A ball is kicked vertically 20 m/s from height of 1,5 m above the surface. Find a) max height the ball reaches, b) speed it hits the surface, c) time in the air

Part 1 of the question:

You can solve this in two different ways.

a) Use Conservation of Energy Principle:

At the time the ball is kicked, it's energy its energy is a combination of potential (due to height above the ground) and Kinetic energies (due to the kick).

Initial Energy of the ball = mg.(1.5) + 1/2*m.(20)²

= 1.5mg + 200.m

At the peak height just before the ball begins to fall back, it's velocity is zero.The entire energy is stored as potential energy given by

Final Energy of the ball = mg.(h + 1.5)

Conservation of energy requires

Initial energy = final energy

1.5mg + 200.m = mg.(h+1.5)

With g= 9.8m/s², solve for 'h'

h = 20.41 m

Note that the maximum height that the ball achieves must include the initial height the ball is kicked from.

Max height achieved by ball = 20.41 + 1.5 = 21.91m

B). Use Newton's Equation of Motion

v² - u² =2as, where

final velocity, v = 0 (at the highest point),

initial velocity, u = 20m/s.

Acceleration 'a' = 9.8m/s² (same as gravity)

distance s = height reached above the point from where it is thrown up.

This yields identical results.

Part 2 of the question can also be approached similarly as above. In this case,

Initial Velocity = 0

Final Velocity = V

Height that the ball falls through = 21.91m (from previous answer)

Use v² - u² = 2gh to get

v = 20.72 m/s

Part 3 of the question requires you to calculate and add the times that the ball takes to reach it's highest point and then takes to fall back to ground. This can be done using Newton's equeation of motion

s = ut + 1/2*at²

When going up, s = 20.41m, u=20m/s, a = 9.8m/s²

When coming down, s = 21.91, u = 0, a = 9.8m/s²

You should be able to calculate and add times to answer part C.

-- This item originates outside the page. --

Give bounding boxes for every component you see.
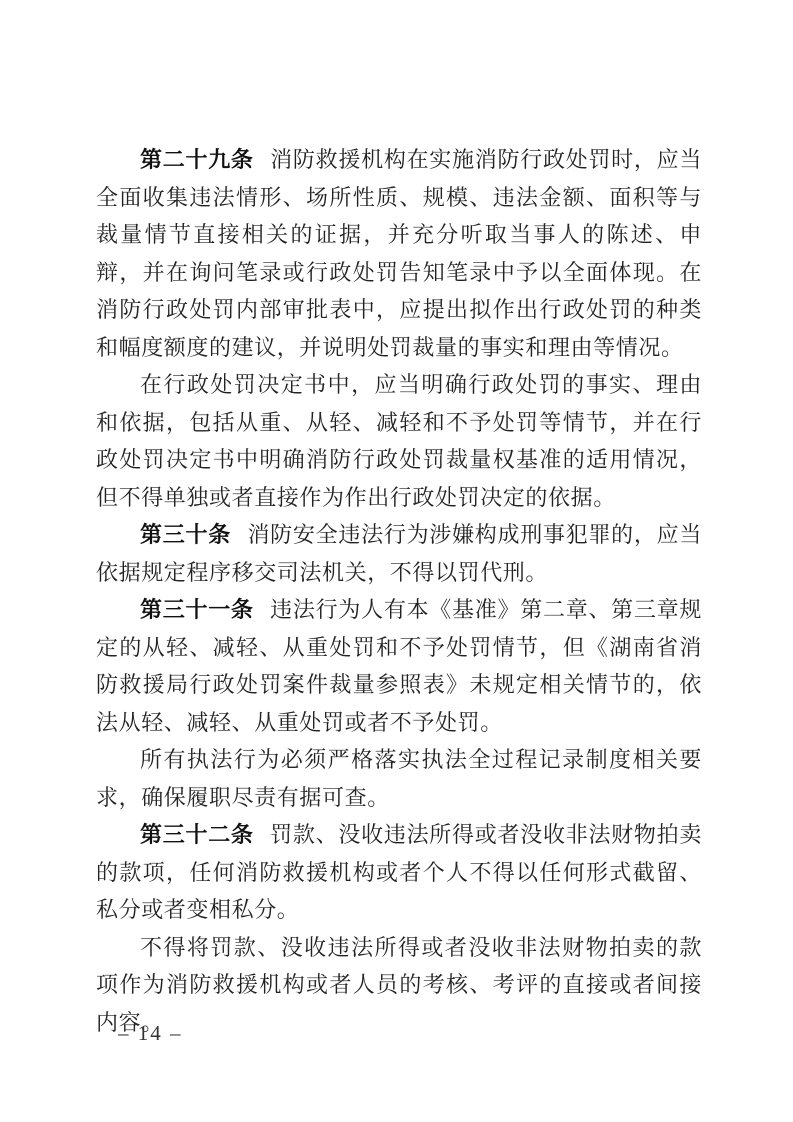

a) Use equation v² = v_o² + 2a Δy, with v = 0 at top of flight: 0 = 400 + 2(-9.8) Δy, Δy = 400/19.6 = 20.4, so height above ground y = Δy +1.5 = 21.9 m.

b) With same equation and Δy = -1.5 from start to finish, v² = 20² -19.6*(-1.5) = 429.4, v = 20.7 m/s.

c) Use Δy = v_o t + 1/2 a t² = 20t + (-9.8/2) t² = 20t - 4.9t² = -1.5, then rearrange to quadratic format 4.9t² -20t - 1.5 = 0. Quadratic formula reduces to t = (20 ± 20.72)/9.8 and chose the larger answer t = 4.16 s (the small negative answer is when the ball left the ground if it had been kicked from there.